For clinical pathologists in academic centers or larger community hospitals, practice usually involves running one or more clinical laboratories; e.g., blood bank and apheresis, clinical chemistry, hematology, immunology , microbiology and virology, molecular diagnostics.

In the academic center, research work integrates extraordinarily well with clinical pathology practice, making this career path especially attractive to physician-scientists. In many medical disciplines, the universe of knowledge needed for state-of-the-art clinical care is growing substantially independently of the expanding universe of bench research, but in pathology, the life of the physician and the life of the scientist remain very closely entwined.

Although emergencies occasionally arise, the majority of one's clinical activities can be planned in advance so that time devoted to bench work can be optimized and carried out without disturbance. In addition, many clinical laboratory issues often directly relate to the work done at the research bench (optimization of a PCR-based assay, understanding "false positives," image analysis interpretation, and so forth). Similarly, much of the consultative and interpretive work in Laboratory Medicine is rooted in an appreciation of basic scientific principles.

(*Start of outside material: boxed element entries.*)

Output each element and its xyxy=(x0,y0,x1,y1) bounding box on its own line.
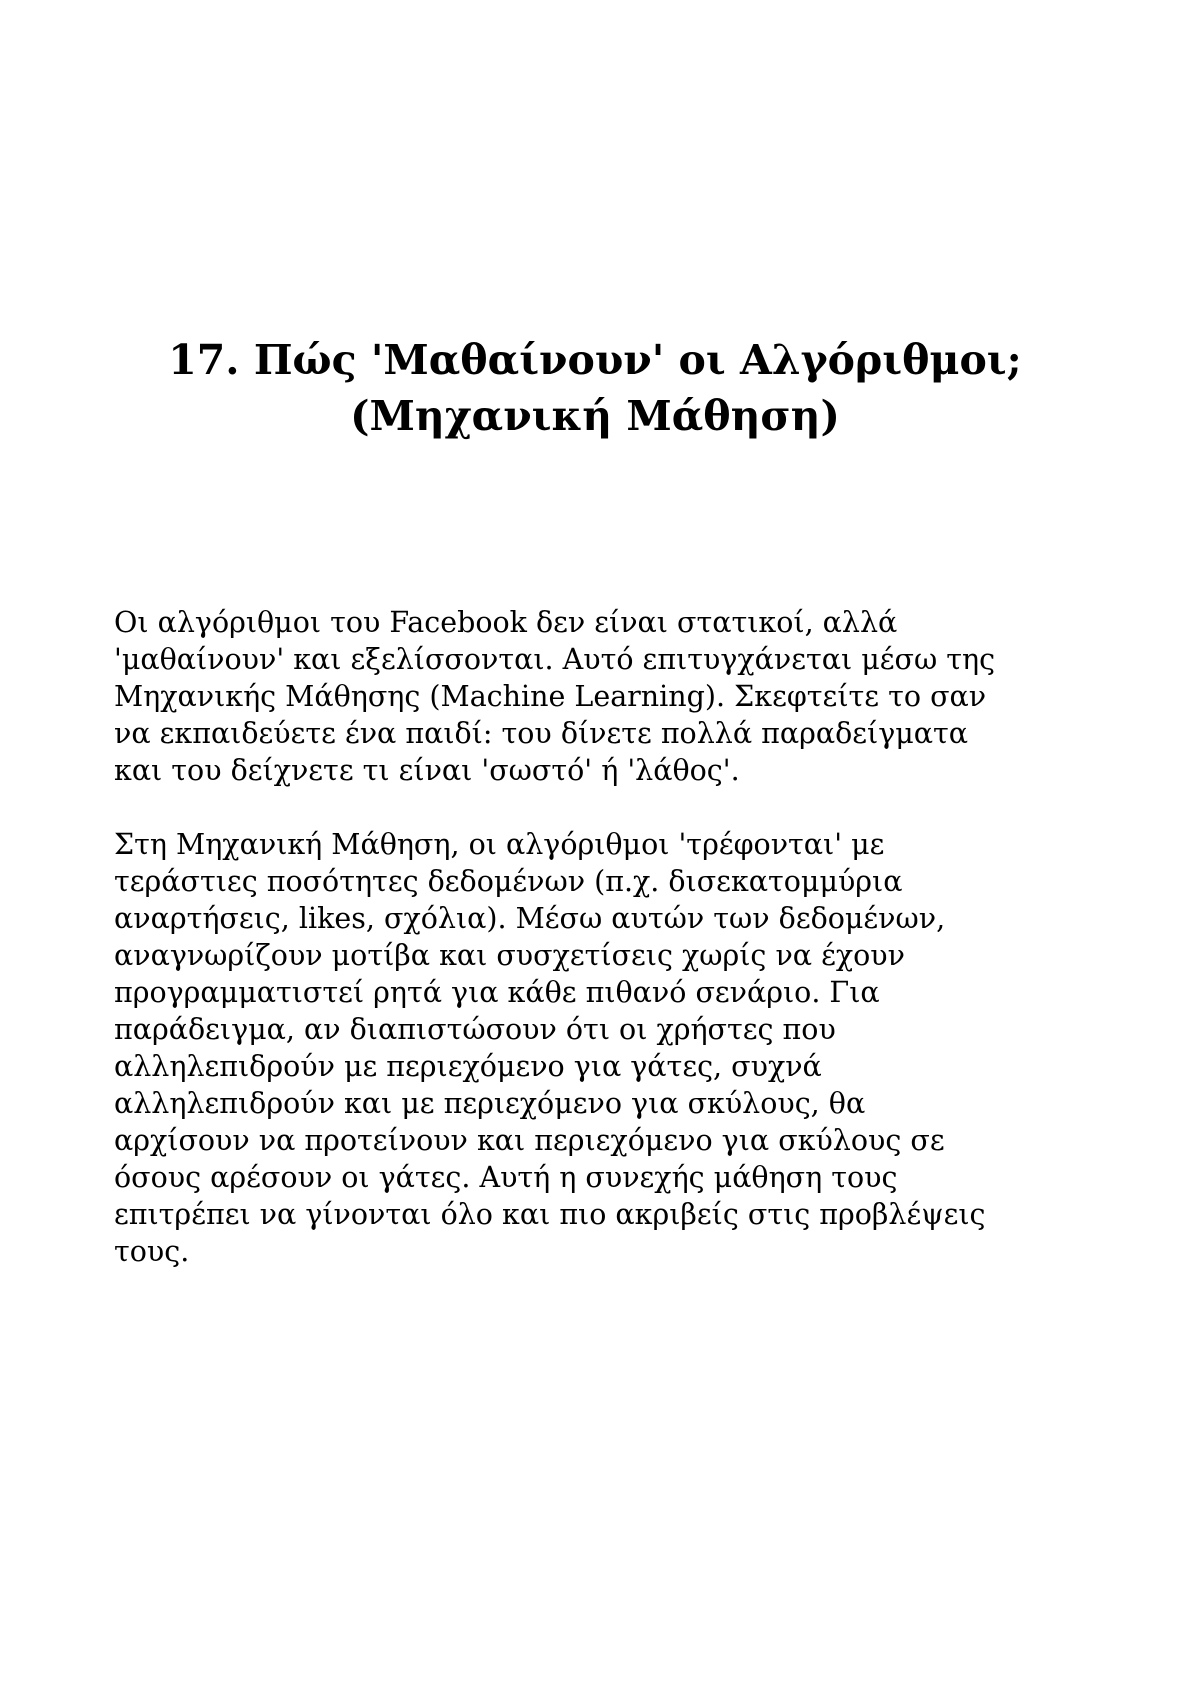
chapter-title xyxy=(110,332,1080,444)
chapter-body xyxy=(114,604,1074,1270)
paragraph-line: παράδειγμα, αν διαπιστώσουν ότι οι χρήστες που xyxy=(114,1013,836,1046)
paragraph-line: αλληλεπιδρούν και με περιεχόμενο για σκύλους, θα xyxy=(114,1087,866,1120)
paragraph-line: τους. xyxy=(114,1235,190,1268)
paragraph-2 xyxy=(114,826,1074,1270)
paragraph-line: να εκπαιδεύετε ένα παιδί: του δίνετε πολλά παραδείγματα xyxy=(114,717,969,750)
paragraph-line: Μηχανικής Μάθησης (Machine Learning). Σκεφτείτε το σαν xyxy=(114,680,987,713)
paragraph-line: τεράστιες ποσότητες δεδομένων (π.χ. δισεκατομμύρια xyxy=(114,865,903,898)
paragraph-line: Στη Μηχανική Μάθηση, οι αλγόριθμοι 'τρέφονται' με xyxy=(114,828,885,861)
paragraph-line: επιτρέπει να γίνονται όλο και πιο ακριβείς στις προβλέψεις xyxy=(114,1198,986,1231)
paragraph-line: προγραμματιστεί ρητά για κάθε πιθανό σενάριο. Για xyxy=(114,976,880,1009)
chapter-title-line-2: (Μηχανική Μάθηση) xyxy=(350,392,840,440)
paragraph-line: αρχίσουν να προτείνουν και περιεχόμενο για σκύλους σε xyxy=(114,1124,945,1157)
paragraph-line: αλληλεπιδρούν με περιεχόμενο για γάτες, συχνά xyxy=(114,1050,822,1083)
paragraph-line: αναγνωρίζουν μοτίβα και συσχετίσεις χωρίς να έχουν xyxy=(114,939,905,972)
chapter-title-line-1: 17. Πώς 'Μαθαίνουν' οι Αλγόριθμοι; xyxy=(168,336,1022,384)
paragraph-line: αναρτήσεις, likes, σχόλια). Μέσω αυτών των δεδομένων, xyxy=(114,902,946,935)
paragraph-line: και του δείχνετε τι είναι 'σωστό' ή 'λάθος'. xyxy=(114,754,740,787)
paragraph-1 xyxy=(114,604,1074,789)
paragraph-line: Οι αλγόριθμοι του Facebook δεν είναι στατικοί, αλλά xyxy=(114,606,898,639)
paragraph-line: όσους αρέσουν οι γάτες. Αυτή η συνεχής μάθηση τους xyxy=(114,1161,898,1194)
paragraph-line: 'μαθαίνουν' και εξελίσσονται. Αυτό επιτυγχάνεται μέσω της xyxy=(114,643,996,676)
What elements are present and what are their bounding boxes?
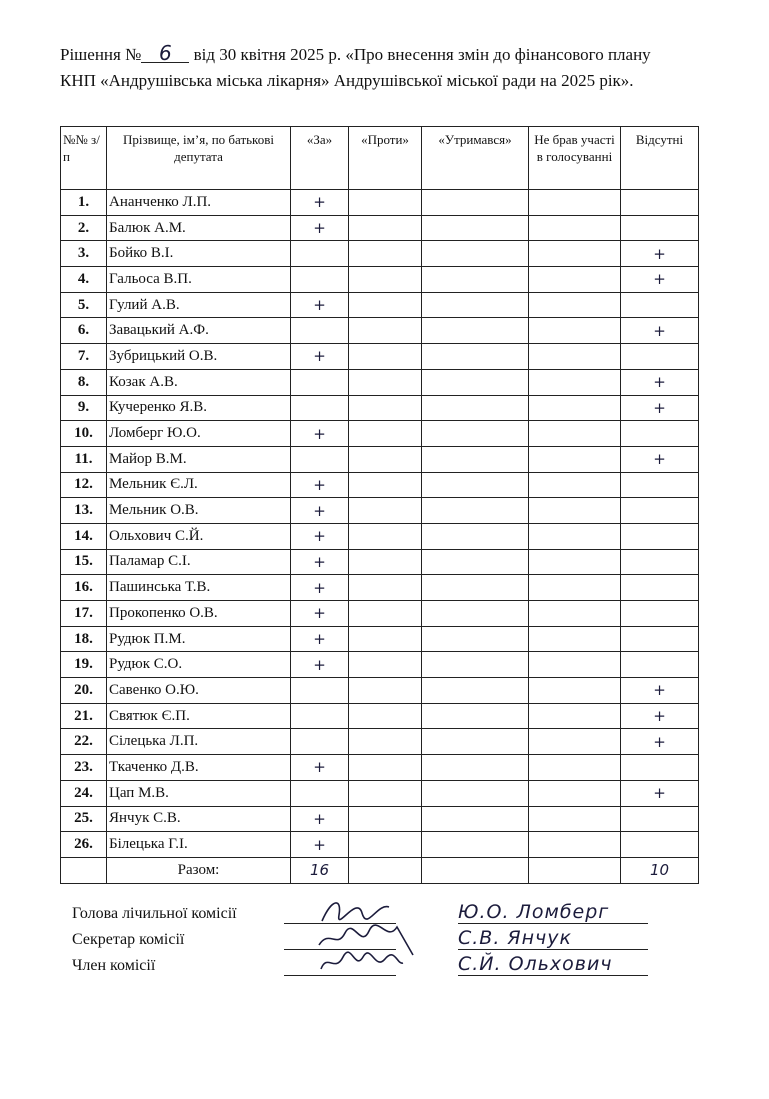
absent-mark	[621, 806, 699, 832]
vote-against-mark	[349, 806, 422, 832]
row-number: 15.	[61, 549, 107, 575]
vote-against-mark	[349, 703, 422, 729]
absent-mark: +	[621, 318, 699, 344]
deputy-name: Святюк Є.П.	[107, 703, 291, 729]
vote-abstain-mark	[422, 575, 529, 601]
vote-abstain-mark	[422, 292, 529, 318]
vote-not-voted-mark	[529, 215, 621, 241]
vote-against-mark	[349, 292, 422, 318]
deputy-name: Сілецька Л.П.	[107, 729, 291, 755]
table-row	[61, 729, 699, 755]
vote-against-mark	[349, 729, 422, 755]
vote-abstain-mark	[422, 832, 529, 858]
header-abstained: «Утримався»	[422, 127, 529, 190]
vote-for-mark: +	[291, 652, 349, 678]
vote-not-voted-mark	[529, 652, 621, 678]
row-number: 7.	[61, 344, 107, 370]
vote-against-mark	[349, 318, 422, 344]
row-number: 14.	[61, 523, 107, 549]
table-header-row	[61, 127, 699, 190]
row-number: 13.	[61, 498, 107, 524]
deputy-name: Гулий А.В.	[107, 292, 291, 318]
vote-for-mark	[291, 446, 349, 472]
vote-against-mark	[349, 652, 422, 678]
signature-name: С.Й. Ольхович	[458, 953, 648, 976]
vote-abstain-mark	[422, 703, 529, 729]
deputy-name: Мельник О.В.	[107, 498, 291, 524]
vote-not-voted-mark	[529, 755, 621, 781]
table-row	[61, 267, 699, 293]
row-number: 12.	[61, 472, 107, 498]
title-line-1	[60, 42, 720, 68]
decision-number: 6	[141, 44, 189, 63]
vote-not-voted-mark	[529, 832, 621, 858]
absent-mark: +	[621, 780, 699, 806]
vote-for-mark: +	[291, 755, 349, 781]
vote-not-voted-mark	[529, 626, 621, 652]
absent-mark: +	[621, 395, 699, 421]
vote-not-voted-mark	[529, 549, 621, 575]
vote-against-mark	[349, 344, 422, 370]
table-row	[61, 549, 699, 575]
vote-against-mark	[349, 421, 422, 447]
vote-abstain-mark	[422, 626, 529, 652]
deputy-name: Ломберг Ю.О.	[107, 421, 291, 447]
row-number: 21.	[61, 703, 107, 729]
absent-mark	[621, 523, 699, 549]
deputy-name: Зубрицький О.В.	[107, 344, 291, 370]
vote-against-mark	[349, 369, 422, 395]
decision-title	[60, 42, 720, 94]
signature-name: Ю.О. Ломберг	[458, 901, 648, 924]
vote-against-mark	[349, 498, 422, 524]
vote-not-voted-mark	[529, 241, 621, 267]
vote-against-mark	[349, 267, 422, 293]
vote-for-mark: +	[291, 472, 349, 498]
vote-abstain-mark	[422, 729, 529, 755]
table-row	[61, 832, 699, 858]
signatures-block	[72, 901, 712, 983]
vote-abstain-mark	[422, 369, 529, 395]
vote-not-voted-mark	[529, 703, 621, 729]
vote-not-voted-mark	[529, 780, 621, 806]
table-row	[61, 780, 699, 806]
absent-mark	[621, 626, 699, 652]
row-number: 10.	[61, 421, 107, 447]
row-number: 25.	[61, 806, 107, 832]
vote-for-mark	[291, 678, 349, 704]
total-label: Разом:	[107, 857, 291, 883]
table-row	[61, 318, 699, 344]
table-row	[61, 344, 699, 370]
table-row	[61, 215, 699, 241]
row-number: 4.	[61, 267, 107, 293]
absent-mark	[621, 190, 699, 216]
vote-abstain-mark	[422, 318, 529, 344]
row-number: 9.	[61, 395, 107, 421]
signature-role: Секретар комісії	[72, 931, 185, 948]
title-line-2: КНП «Андрушівська міська лікарня» Андрушівської міської ради на 2025 рік».	[60, 71, 634, 90]
table-row	[61, 755, 699, 781]
row-number: 6.	[61, 318, 107, 344]
vote-for-mark	[291, 369, 349, 395]
vote-for-mark: +	[291, 498, 349, 524]
deputy-name: Мельник Є.Л.	[107, 472, 291, 498]
vote-against-mark	[349, 780, 422, 806]
vote-not-voted-mark	[529, 318, 621, 344]
voting-table	[60, 126, 699, 884]
vote-for-mark: +	[291, 190, 349, 216]
title-rest: від 30 квітня 2025 р. «Про внесення змін до фінансового плану	[189, 45, 651, 64]
vote-abstain-mark	[422, 523, 529, 549]
table-row	[61, 652, 699, 678]
vote-for-mark	[291, 780, 349, 806]
absent-mark	[621, 755, 699, 781]
vote-not-voted-mark	[529, 678, 621, 704]
vote-not-voted-mark	[529, 395, 621, 421]
absent-mark	[621, 421, 699, 447]
vote-against-mark	[349, 215, 422, 241]
vote-abstain-mark	[422, 446, 529, 472]
vote-not-voted-mark	[529, 472, 621, 498]
row-number: 3.	[61, 241, 107, 267]
vote-against-mark	[349, 678, 422, 704]
vote-not-voted-mark	[529, 498, 621, 524]
table-row	[61, 523, 699, 549]
vote-for-mark: +	[291, 344, 349, 370]
vote-for-mark	[291, 703, 349, 729]
table-row	[61, 703, 699, 729]
vote-abstain-mark	[422, 498, 529, 524]
vote-for-mark: +	[291, 292, 349, 318]
vote-for-mark: +	[291, 626, 349, 652]
vote-against-mark	[349, 523, 422, 549]
absent-mark: +	[621, 703, 699, 729]
absent-mark	[621, 472, 699, 498]
vote-not-voted-mark	[529, 601, 621, 627]
vote-not-voted-mark	[529, 292, 621, 318]
absent-mark: +	[621, 241, 699, 267]
vote-for-mark: +	[291, 575, 349, 601]
vote-abstain-mark	[422, 190, 529, 216]
vote-for-mark	[291, 395, 349, 421]
signature-row-member	[72, 953, 712, 983]
vote-for-mark: +	[291, 523, 349, 549]
vote-against-mark	[349, 549, 422, 575]
row-number: 5.	[61, 292, 107, 318]
vote-abstain-mark	[422, 267, 529, 293]
header-name: Прізвище, ім’я, по батькові депутата	[107, 127, 291, 190]
vote-abstain-mark	[422, 755, 529, 781]
table-row	[61, 369, 699, 395]
deputy-name: Рудюк П.М.	[107, 626, 291, 652]
deputy-name: Козак А.В.	[107, 369, 291, 395]
vote-against-mark	[349, 190, 422, 216]
absent-mark	[621, 601, 699, 627]
absent-mark	[621, 344, 699, 370]
header-not-voted: Не брав участі в голосуванні	[529, 127, 621, 190]
deputy-name: Ткаченко Д.В.	[107, 755, 291, 781]
vote-not-voted-mark	[529, 806, 621, 832]
deputy-name: Пашинська Т.В.	[107, 575, 291, 601]
vote-for-mark	[291, 729, 349, 755]
row-number: 18.	[61, 626, 107, 652]
row-number: 17.	[61, 601, 107, 627]
absent-mark: +	[621, 729, 699, 755]
vote-not-voted-mark	[529, 523, 621, 549]
vote-against-mark	[349, 832, 422, 858]
deputy-name: Рудюк С.О.	[107, 652, 291, 678]
vote-abstain-mark	[422, 652, 529, 678]
header-for: «За»	[291, 127, 349, 190]
absent-mark	[621, 652, 699, 678]
vote-abstain-mark	[422, 549, 529, 575]
vote-against-mark	[349, 446, 422, 472]
vote-for-mark: +	[291, 806, 349, 832]
row-number: 26.	[61, 832, 107, 858]
row-number: 22.	[61, 729, 107, 755]
header-against: «Проти»	[349, 127, 422, 190]
vote-abstain-mark	[422, 472, 529, 498]
deputy-name: Паламар С.І.	[107, 549, 291, 575]
vote-not-voted-mark	[529, 421, 621, 447]
vote-for-mark	[291, 318, 349, 344]
vote-not-voted-mark	[529, 190, 621, 216]
vote-abstain-mark	[422, 780, 529, 806]
vote-for-mark: +	[291, 215, 349, 241]
absent-mark	[621, 549, 699, 575]
absent-mark	[621, 832, 699, 858]
deputy-name: Цап М.В.	[107, 780, 291, 806]
table-row	[61, 446, 699, 472]
deputy-name: Прокопенко О.В.	[107, 601, 291, 627]
vote-abstain-mark	[422, 344, 529, 370]
absent-mark: +	[621, 369, 699, 395]
vote-not-voted-mark	[529, 446, 621, 472]
vote-for-mark: +	[291, 601, 349, 627]
vote-abstain-mark	[422, 215, 529, 241]
row-number: 1.	[61, 190, 107, 216]
deputy-name: Білецька Г.І.	[107, 832, 291, 858]
absent-mark	[621, 498, 699, 524]
vote-for-mark: +	[291, 832, 349, 858]
absent-mark	[621, 215, 699, 241]
row-number: 20.	[61, 678, 107, 704]
signature-role: Член комісії	[72, 957, 156, 974]
vote-against-mark	[349, 626, 422, 652]
vote-not-voted-mark	[529, 729, 621, 755]
vote-against-mark	[349, 395, 422, 421]
vote-not-voted-mark	[529, 344, 621, 370]
vote-abstain-mark	[422, 678, 529, 704]
deputy-name: Кучеренко Я.В.	[107, 395, 291, 421]
table-row	[61, 395, 699, 421]
table-row	[61, 190, 699, 216]
absent-mark: +	[621, 446, 699, 472]
absent-mark	[621, 575, 699, 601]
deputy-name: Савенко О.Ю.	[107, 678, 291, 704]
table-row	[61, 575, 699, 601]
total-row	[61, 857, 699, 883]
header-absent: Відсутні	[621, 127, 699, 190]
row-number: 11.	[61, 446, 107, 472]
vote-for-mark	[291, 267, 349, 293]
header-number: №№ з/п	[61, 127, 107, 190]
vote-not-voted-mark	[529, 575, 621, 601]
vote-abstain-mark	[422, 601, 529, 627]
vote-against-mark	[349, 601, 422, 627]
deputy-name: Майор В.М.	[107, 446, 291, 472]
deputy-name: Ольхович С.Й.	[107, 523, 291, 549]
total-for: 16	[291, 857, 349, 883]
absent-mark: +	[621, 678, 699, 704]
absent-mark	[621, 292, 699, 318]
row-number: 24.	[61, 780, 107, 806]
vote-abstain-mark	[422, 241, 529, 267]
row-number: 23.	[61, 755, 107, 781]
vote-not-voted-mark	[529, 267, 621, 293]
signature-role: Голова лічильної комісії	[72, 905, 237, 922]
deputy-name: Гальоса В.П.	[107, 267, 291, 293]
table-row	[61, 292, 699, 318]
title-prefix: Рішення №	[60, 45, 142, 64]
deputy-name: Бойко В.І.	[107, 241, 291, 267]
table-row	[61, 472, 699, 498]
row-number: 8.	[61, 369, 107, 395]
row-number: 19.	[61, 652, 107, 678]
vote-abstain-mark	[422, 421, 529, 447]
vote-abstain-mark	[422, 806, 529, 832]
deputy-name: Балюк А.М.	[107, 215, 291, 241]
deputy-name: Янчук С.В.	[107, 806, 291, 832]
table-row	[61, 806, 699, 832]
deputy-name: Ананченко Л.П.	[107, 190, 291, 216]
vote-abstain-mark	[422, 395, 529, 421]
vote-for-mark	[291, 241, 349, 267]
absent-mark: +	[621, 267, 699, 293]
handwritten-signature-icon	[317, 945, 407, 979]
vote-for-mark: +	[291, 421, 349, 447]
row-number: 16.	[61, 575, 107, 601]
table-row	[61, 498, 699, 524]
table-row	[61, 421, 699, 447]
total-absent: 10	[621, 857, 699, 883]
table-row	[61, 601, 699, 627]
deputy-name: Завацький А.Ф.	[107, 318, 291, 344]
table-row	[61, 626, 699, 652]
vote-against-mark	[349, 472, 422, 498]
vote-against-mark	[349, 575, 422, 601]
table-row	[61, 241, 699, 267]
table-row	[61, 678, 699, 704]
vote-not-voted-mark	[529, 369, 621, 395]
vote-against-mark	[349, 755, 422, 781]
row-number: 2.	[61, 215, 107, 241]
vote-for-mark: +	[291, 549, 349, 575]
signature-name: С.В. Янчук	[458, 927, 648, 950]
vote-against-mark	[349, 241, 422, 267]
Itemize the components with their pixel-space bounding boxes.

During residency training, it is often possible to complete the core clinical training in an 18-24 month block and devote a significant portion of one's additional residency time to begin (or continue) scientific investigations. This is possible because the body of knowledge needed to be a clinical pathologist physician overlaps significantly with that needed to be a scientist (including both an understanding of the scientific basis of disease and administrative skills involved in running a laboratory.)